“Stereotypes have a certain degree of truth in it,” my good American friend Joseph told me when I first arrived to an American school. For a considerable amount of time I have lived abroad, I tried to assess the validity of this sentence. I have struggled to escape from boundaries of stereotypes, only to realize that racism and cultural prejudice inevitably casts an invisible and impenetrable iron curtain that influences the way people deal with each other.
No matter how much I tried to break Americans’ preconceived knowledge about Asians, avoiding terms such as “computer wiz,” “math freak,” and “science nerd” seemed impossible. In hope of disproving this “Asian myth,” I intentionally failed an easy geometry quiz and asked my American classmates for help, who were stunned because I was an Asian. Even teachers expected Asian students to be better at math and that it is unacceptable for us to ask questions on subjects as “simple” as advanced geometry.

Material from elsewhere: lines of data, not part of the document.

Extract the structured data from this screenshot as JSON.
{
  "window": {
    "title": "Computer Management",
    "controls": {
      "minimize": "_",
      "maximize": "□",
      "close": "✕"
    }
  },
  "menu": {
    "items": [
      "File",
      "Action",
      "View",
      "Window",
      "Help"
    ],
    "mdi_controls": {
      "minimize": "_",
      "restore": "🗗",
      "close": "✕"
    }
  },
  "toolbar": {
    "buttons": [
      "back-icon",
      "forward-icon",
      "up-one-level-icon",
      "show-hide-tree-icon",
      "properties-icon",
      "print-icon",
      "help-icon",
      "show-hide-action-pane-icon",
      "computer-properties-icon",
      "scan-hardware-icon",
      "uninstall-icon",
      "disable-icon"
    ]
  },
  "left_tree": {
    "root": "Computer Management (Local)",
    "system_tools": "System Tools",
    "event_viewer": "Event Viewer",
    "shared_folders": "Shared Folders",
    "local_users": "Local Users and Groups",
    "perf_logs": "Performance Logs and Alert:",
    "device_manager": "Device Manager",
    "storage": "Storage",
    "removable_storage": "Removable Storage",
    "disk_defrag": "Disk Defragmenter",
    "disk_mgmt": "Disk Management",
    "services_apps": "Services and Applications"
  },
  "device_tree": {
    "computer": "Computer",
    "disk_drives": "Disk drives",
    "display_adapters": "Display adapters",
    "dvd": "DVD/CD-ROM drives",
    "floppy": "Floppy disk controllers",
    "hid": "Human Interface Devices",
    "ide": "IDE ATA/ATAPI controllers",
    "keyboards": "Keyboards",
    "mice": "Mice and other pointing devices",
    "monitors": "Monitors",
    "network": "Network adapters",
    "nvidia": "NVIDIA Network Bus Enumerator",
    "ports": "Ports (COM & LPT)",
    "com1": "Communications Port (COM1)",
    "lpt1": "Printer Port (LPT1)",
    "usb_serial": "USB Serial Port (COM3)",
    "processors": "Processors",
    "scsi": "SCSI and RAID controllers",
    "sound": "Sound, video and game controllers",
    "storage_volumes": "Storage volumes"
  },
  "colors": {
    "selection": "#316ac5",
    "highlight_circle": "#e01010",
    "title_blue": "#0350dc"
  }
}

Racism also kicked in during soccer tryouts. Because most students who tried out were Asians, our coach set a racial quota, saying that only the most talented Asian student athletes will be accepted to the squad. Due to this discriminative decision, many Asian soccer players who were over-qualified for the team were utterly ignored while coach’s son Alex and his white friends easily made the team. Upon our protest, our coach simply responded, “I know that you guys practice really hard, but I need talented players for the national championship.” His biased response extinguished my flame of passion for getting to know more American friends by participating in a sports team.
Prejudice, racism, and existence of cliques seemed ubiquitous even in college. According to my observation, people formed groups based on race, religion, and language they speak. For instance, Koreans and Korean Americans would naturally split into two groups. Korean Americans would refer to Koreans as “FOBs (Fresh Off the Boat)” and assume that Koreans only socialize within the Korean network. Conversely, Koreans would refer Korean Americans as “banana,” yellow on the outside but white inside, with preconceived knowledge that they hate speaking Korean or even despise Korea itself.
Just like there is conflict between “FOBs” and “Bananas,” iron curtain seemed to separate me from my friends in Korea. I always felt sympathetic for them because they are forced to get only three hours of sleep and memorize textbooks word for word. Conversely, my Korean friends viewed me with contempt, assuming that I am squandering my parents’ money on expensive and convenient education.
Most people do not overtly express their prejudice, but many are still influenced by residual racism and cultural biases. It is disheartening to see how racism and cultural prejudice prevent us from establishing a close relationship with people of diverse culture. Although modern society is struggling passionately to eliminate cultural bias through laws and mass media such as films, I believe that many cultural clashes are still being left unattended; the iron curtain still exists.